Comment 8: Consider also adaptation of the Table 1 title: Clinical backgrounds between PPLs within or near fibrotic lesions and those distant from fibrotic lesions; In the Table 1 you are not presenting only Clinical data, but also data about lesion radiologically and histologically.

Response: We have changed the title of Table 1 accordingly to ‘Characteristics of the patients and their lesions in the two groups’.

Comment 9: From line 169, in Complications, please when writing about patients do not use PPL- because now it sounds like PPL had pneumothorax, and actually, patients did. The same goes for lines 229-231.

Response: As suggested by the reviewer, we have rewritten these sentences with the support of native English reviewers in lines 200 and 265-267.

Comment 10: In lines 188-190, I do not quite understand what was intended to say? “However, in our study, the rate in which the probe was located within the PPL resulted in almost the same consequence between PPLs within or near fibrotic lesions and those distant from fibrotic lesions.” Did the authors want to state that the rate was the same? Then please state this so, and do not mention consequence in this.

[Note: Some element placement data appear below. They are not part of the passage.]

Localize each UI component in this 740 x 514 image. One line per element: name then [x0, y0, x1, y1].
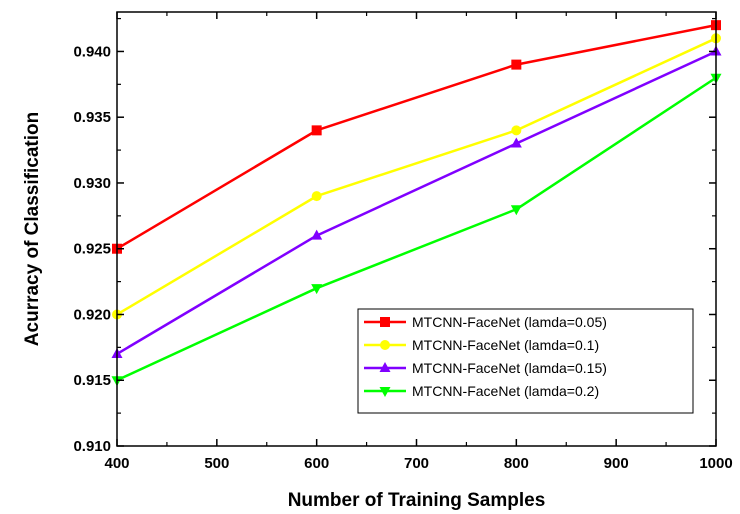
data-point-series-3: [311, 229, 323, 240]
x-tick-label: 800: [504, 455, 529, 472]
data-point-series-1: [311, 125, 322, 136]
y-axis-title: Acurracy of Classification: [22, 112, 43, 346]
legend-marker-1: [380, 317, 390, 327]
data-point-series-4: [311, 284, 323, 295]
x-tick-label: 600: [304, 455, 329, 472]
legend-marker-3: [379, 362, 391, 372]
x-tick-label: 700: [404, 455, 429, 472]
x-tick-label: 900: [604, 455, 629, 472]
series-line-3: [116, 50, 717, 356]
legend-box: [357, 308, 694, 414]
y-tick-label: 0.940: [73, 43, 111, 60]
legend-marker-4: [379, 387, 391, 397]
data-point-series-4: [510, 205, 522, 216]
y-tick-label: 0.910: [73, 438, 111, 455]
y-tick-label: 0.915: [73, 372, 111, 389]
x-tick-label: 1000: [699, 455, 732, 472]
x-axis: 400 500 600 700 800 900 1000: [104, 12, 733, 472]
series-line-2: [116, 37, 717, 316]
legend-label-2: MTCNN-FaceNet (lamda=0.1): [412, 337, 599, 353]
y-axis: 0.910 0.915 0.920 0.925 0.930 0.935 0.940: [73, 17, 716, 455]
data-point-series-2: [511, 125, 522, 136]
legend-marker-2: [380, 340, 390, 350]
data-point-series-1: [511, 59, 522, 70]
y-tick-label: 0.930: [73, 175, 111, 192]
legend-label-3: MTCNN-FaceNet (lamda=0.15): [412, 360, 607, 376]
legend-label-1: MTCNN-FaceNet (lamda=0.05): [412, 314, 607, 330]
data-point-series-3: [510, 137, 522, 148]
x-tick-label: 400: [104, 455, 129, 472]
y-tick-label: 0.935: [73, 109, 111, 126]
x-axis-title: Number of Training Samples: [288, 490, 546, 511]
y-tick-label: 0.925: [73, 241, 111, 258]
legend: MTCNN-FaceNet (lamda=0.05) MTCNN-FaceNet …: [357, 308, 694, 414]
y-tick-label: 0.920: [73, 306, 111, 323]
legend-label-4: MTCNN-FaceNet (lamda=0.2): [412, 383, 599, 399]
series-line-4: [116, 76, 717, 382]
series-line-1: [116, 23, 717, 250]
x-tick-label: 500: [204, 455, 229, 472]
data-point-series-2: [311, 191, 322, 202]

Response: We apologise for using ambiguous expressions. We have already stated that the rate at which the probe was located within the PPL was almost the same in the patients with PPLs within or near fibrotic lesions and those with PPLs distant from fibrotic lesions (51.6% vs. 50%) in lines 148-150 of the original manuscript. EBUS images helped us to judge whether the probe reached the lesion appropriately. It is crucial to perform the biopsy in a position where the probe is located within the lesion rather than in a position where the probe is located adjacent to or outside the lesion. As per your suggestion, we have rewritten the relevant text in the Results section with the support of native English reviewers.

Comment 11: In lines 203-204 I would suggest deleting this: effective for improving the lower diagnostic yield compared with EBUS-GS TBB alone….because it is repeating the first part of this sentence.

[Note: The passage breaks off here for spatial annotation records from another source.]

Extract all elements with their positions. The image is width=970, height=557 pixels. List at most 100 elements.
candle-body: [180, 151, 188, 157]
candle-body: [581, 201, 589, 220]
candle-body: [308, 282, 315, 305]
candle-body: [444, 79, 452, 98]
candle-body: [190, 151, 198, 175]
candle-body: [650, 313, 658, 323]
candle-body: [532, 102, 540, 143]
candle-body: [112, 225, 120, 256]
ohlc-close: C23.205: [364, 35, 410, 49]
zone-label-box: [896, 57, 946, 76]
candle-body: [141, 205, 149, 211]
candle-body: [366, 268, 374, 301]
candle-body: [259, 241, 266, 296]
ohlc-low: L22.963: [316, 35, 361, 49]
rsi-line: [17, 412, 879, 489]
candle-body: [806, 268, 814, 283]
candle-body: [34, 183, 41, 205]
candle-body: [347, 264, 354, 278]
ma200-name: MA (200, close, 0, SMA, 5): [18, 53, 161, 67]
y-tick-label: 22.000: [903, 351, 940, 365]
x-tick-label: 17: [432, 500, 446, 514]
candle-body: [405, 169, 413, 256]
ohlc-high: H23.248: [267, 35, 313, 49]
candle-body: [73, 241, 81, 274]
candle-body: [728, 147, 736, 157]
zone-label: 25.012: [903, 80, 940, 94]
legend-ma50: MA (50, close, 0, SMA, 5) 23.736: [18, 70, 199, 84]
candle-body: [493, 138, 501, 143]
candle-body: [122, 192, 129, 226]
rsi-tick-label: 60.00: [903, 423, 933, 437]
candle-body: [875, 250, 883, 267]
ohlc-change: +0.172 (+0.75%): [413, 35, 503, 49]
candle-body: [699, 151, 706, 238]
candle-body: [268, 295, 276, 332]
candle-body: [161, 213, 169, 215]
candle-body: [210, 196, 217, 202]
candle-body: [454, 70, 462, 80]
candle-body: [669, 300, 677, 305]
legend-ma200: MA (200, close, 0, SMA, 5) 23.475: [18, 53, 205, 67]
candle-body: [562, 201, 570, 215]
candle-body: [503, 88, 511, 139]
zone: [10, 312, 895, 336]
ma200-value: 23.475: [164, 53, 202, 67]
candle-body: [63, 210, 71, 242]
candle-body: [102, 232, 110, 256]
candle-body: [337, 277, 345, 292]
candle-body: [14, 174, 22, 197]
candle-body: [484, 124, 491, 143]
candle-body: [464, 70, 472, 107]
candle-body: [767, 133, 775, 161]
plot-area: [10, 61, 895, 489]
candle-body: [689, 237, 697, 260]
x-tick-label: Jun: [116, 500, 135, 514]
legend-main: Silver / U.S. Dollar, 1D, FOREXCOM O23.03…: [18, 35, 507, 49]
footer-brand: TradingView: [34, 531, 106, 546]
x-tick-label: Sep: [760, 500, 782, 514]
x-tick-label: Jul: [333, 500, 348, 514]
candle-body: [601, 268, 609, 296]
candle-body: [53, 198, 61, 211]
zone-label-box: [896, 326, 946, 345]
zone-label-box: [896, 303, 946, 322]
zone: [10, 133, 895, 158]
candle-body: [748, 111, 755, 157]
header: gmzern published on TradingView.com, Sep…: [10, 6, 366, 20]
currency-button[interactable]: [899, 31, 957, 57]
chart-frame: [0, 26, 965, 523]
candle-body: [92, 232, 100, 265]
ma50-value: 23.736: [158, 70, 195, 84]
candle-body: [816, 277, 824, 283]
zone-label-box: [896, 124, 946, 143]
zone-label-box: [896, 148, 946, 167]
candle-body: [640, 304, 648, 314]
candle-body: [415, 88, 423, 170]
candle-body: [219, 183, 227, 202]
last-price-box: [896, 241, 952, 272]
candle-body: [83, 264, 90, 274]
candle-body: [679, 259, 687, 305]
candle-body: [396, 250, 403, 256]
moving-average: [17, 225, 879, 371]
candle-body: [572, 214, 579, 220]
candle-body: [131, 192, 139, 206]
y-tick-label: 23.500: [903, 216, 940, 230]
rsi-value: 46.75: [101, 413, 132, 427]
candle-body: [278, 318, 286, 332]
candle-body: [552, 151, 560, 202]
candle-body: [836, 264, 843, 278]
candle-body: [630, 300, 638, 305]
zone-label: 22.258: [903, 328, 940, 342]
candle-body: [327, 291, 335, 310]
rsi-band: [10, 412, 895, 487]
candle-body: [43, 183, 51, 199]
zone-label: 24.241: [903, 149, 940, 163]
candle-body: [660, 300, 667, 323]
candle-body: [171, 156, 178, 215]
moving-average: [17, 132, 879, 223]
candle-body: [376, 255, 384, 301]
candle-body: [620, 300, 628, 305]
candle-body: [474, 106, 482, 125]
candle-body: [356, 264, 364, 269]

Response: As suggested by the reviewer, we have removed the expression ‘for improving the lower diagnostic yield compared with EBUS-GS TBB alone’ from the manuscript.

Comment 12: In line 211 please change emphasized with some other verb (maybe showed, demonstrated, found…)

Response: As suggested by the reviewer, we have replaced ‘emphasized’ with ‘demonstrated’ in line 242 of the revised manuscript.

Comment 13: In lines 222-225, rewriting is needed. I think that the authors wanted to state that they have found pneumothorax in higher frequency in patients with PPL near or within fibrotic lesions. As it is now written it is not very clear.

Response: As per your suggestion, we have rewritten these sentences concisely and appropriately with the support of native English reviewers in lines 256-260 of the revised manuscript. We hope that the text is now clear.

Comment 14: In the description of Figure 3, please change needed to needle in line 250.

Response: As suggested by the reviewer, we have replaced ‘needed’ with ‘needle’ in line 287 of the revised manuscript.

Round 2

Reviewer 2 Report

In the current manuscript, the points commented on in the previous version have been appropriately corrected. But isn't TTNA in lines 198 to 210 referring to TTNB? Please just check that point. Other than that, I think everything is fine.